Elle s’abandonnait à cet instant à une satisfaction voisine du bonheur. Chaque fois qu’une marque d’intelligence se manifestait entre Fabrice et elle, c’était comme un jalon qui l’en rapprochait, comme un avantage gagné sur son infortune ; elle goûtait un peu de sel à la vie, à sa vie. Fabrice – qui en réalité n’était pas son neveu, mais un gamin adopté peu avant le décès de Charles, son époux –, avait pour elle valeur d’antidote. Il était le seul remède à son ennui et à sa solitude. Au reste, et sans pour autant exclure une réelle tendresse, son attachement pour lui relevait plus sûrement du sentiment amoureux. Elle eût manifesté en effet à l’égard de ce charmant jeune homme, depuis quelques années maintenant, une franche passion, si l’absence de goût de ce dernier pour la gent féminine ne s’était interposée entre eux comme une barrière quasi insurmontable. Car Fabrice aimait sincèrement celle qu’il se plaisait à considérer comme sa tante véritable et qu’il appelait volontiers par ce nom, peut-être pour prévenir, inconsciemment ou non, une méprise qui eut pu être extrêmement pénible tant pour elle que pour lui lors de certaines effusions. Plus encore pour elle probablement, et bien que ces choses entre eux n’eussent jamais été réellement exprimées.

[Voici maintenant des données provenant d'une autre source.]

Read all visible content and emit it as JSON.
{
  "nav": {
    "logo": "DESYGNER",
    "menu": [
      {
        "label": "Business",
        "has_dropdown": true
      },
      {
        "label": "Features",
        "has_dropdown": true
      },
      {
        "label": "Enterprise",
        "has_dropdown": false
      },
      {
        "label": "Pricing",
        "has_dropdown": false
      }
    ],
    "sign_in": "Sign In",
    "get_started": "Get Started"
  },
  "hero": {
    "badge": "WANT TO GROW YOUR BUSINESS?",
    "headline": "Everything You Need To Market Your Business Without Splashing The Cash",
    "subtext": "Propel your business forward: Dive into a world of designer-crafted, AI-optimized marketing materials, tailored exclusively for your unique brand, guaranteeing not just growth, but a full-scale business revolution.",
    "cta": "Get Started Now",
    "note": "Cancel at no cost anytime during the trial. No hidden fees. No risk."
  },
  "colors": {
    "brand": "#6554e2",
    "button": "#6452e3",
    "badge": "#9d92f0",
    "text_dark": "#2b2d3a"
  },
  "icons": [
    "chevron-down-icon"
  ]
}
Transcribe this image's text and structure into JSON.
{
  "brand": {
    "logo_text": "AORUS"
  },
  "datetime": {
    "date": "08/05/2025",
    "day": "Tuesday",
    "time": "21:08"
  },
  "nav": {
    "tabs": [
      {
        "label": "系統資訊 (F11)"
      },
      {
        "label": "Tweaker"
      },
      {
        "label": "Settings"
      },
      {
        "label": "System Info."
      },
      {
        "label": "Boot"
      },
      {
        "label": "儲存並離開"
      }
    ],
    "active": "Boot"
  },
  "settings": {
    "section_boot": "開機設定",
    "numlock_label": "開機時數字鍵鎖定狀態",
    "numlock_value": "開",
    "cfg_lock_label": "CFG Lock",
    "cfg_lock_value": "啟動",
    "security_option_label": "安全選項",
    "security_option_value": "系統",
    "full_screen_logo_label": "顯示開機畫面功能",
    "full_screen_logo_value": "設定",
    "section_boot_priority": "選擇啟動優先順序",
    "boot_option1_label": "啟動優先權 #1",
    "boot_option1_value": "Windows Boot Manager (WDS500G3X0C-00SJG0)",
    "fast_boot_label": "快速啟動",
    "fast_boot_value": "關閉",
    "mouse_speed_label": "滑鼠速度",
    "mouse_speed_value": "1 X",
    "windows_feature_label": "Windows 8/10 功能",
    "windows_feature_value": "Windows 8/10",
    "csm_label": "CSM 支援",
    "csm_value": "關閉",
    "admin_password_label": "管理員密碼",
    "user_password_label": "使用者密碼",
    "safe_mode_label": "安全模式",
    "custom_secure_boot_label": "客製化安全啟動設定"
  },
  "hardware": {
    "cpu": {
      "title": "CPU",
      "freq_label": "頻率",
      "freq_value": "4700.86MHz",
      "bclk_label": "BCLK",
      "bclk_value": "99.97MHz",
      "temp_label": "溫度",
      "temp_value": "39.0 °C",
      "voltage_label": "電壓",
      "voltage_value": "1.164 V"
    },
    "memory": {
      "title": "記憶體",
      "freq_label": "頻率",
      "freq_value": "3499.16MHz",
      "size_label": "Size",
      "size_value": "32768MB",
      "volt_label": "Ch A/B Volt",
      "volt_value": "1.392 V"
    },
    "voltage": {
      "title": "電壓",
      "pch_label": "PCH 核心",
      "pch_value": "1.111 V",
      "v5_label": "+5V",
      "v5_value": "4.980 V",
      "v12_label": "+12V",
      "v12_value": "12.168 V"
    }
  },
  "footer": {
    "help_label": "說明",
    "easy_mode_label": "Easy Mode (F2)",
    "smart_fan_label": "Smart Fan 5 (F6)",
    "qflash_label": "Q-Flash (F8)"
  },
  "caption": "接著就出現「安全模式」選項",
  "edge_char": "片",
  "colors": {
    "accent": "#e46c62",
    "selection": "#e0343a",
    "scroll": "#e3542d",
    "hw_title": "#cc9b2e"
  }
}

Au sortir de ces terribles années passées dans des foyers pour orphelins, Fabrice avait goûté dans les bras de sa providence une ébriété sans pareille. Il s’était senti délivré, un peu comme miraculé. Il avait entrevu que la vie pouvait ressembler parfois à ces contes pour enfants où les prodiges finissaient par triompher des pires disgrâces, et il en avait déduit, tout ingénument, qu’Irène était sa bonne fée. Avec elle, désormais, toute menace serait écartée.
Irène avait déployé, il est vrai, des trésors d’affection et de sollicitude. Elle l’avait choyé et gâté bien plus que sa mère qui, elle, n’en avait jamais eu les moyens. Car Fabrice, que son père n’avait pas reconnu et qui les avait abandonnés, avait vécu auprès d’elle une enfance misérable, lourde de privations. Avec Irène, en revanche, il avait connu l’opulence et la vie facile. Pas plus qu’elle ne l’avait contraint à mener de longues études, elle ne l’avait astreint à des obligations, lui accordant de tout temps, sans réserve et sans condition, la pleine liberté d’employer son temps à sa guise.
L’étonnante candeur que Fabrice conservait en dépit de l’adversité qui avait affecté les toutes premières périodes de son existence, la fraîcheur de ses sentiments, le regard tendre et paisible qu’il posait sur les choses et sur elle, c’était tout ce qu’Irène se fut blâmée d’altérer. Tout ce dont elle avait été dépossédée depuis longtemps et qu’elle considérait aujourd’hui comme l’un des biens les plus précieux que la vie put nous offrir. La grâce de l’innocence, le privilège de l’insouciance et de l’irresponsabilité ; ce vert paradis en regard duquel tout ce qu’elle avait acquis de culture, de connaissance et de pratique du monde, lui semblait une piètre compensation.
Du reste, les ressources étaient loin de manquer à cette héritière fortunée, bien décidée à assurer l’avenir de celui qu’elle avait adopté légalement. Sur ces terres angevines où elle avait longtemps goûté la douceur de vivre avec son époux, elle ne vibrait plus que par la présence de Fabrice à ses côtés et par les marques d’attachement qu’il ne manquait aucune occasion de lui témoigner. Auprès de lui, dans ce manoir dont elle n’occupait plus que le corps du logis et où elle lui abandonnait l’entière disposition d’une aile désaffectée, elle espérait pouvoir enfin trouver la sérénité qui bercerait ses vieux jours.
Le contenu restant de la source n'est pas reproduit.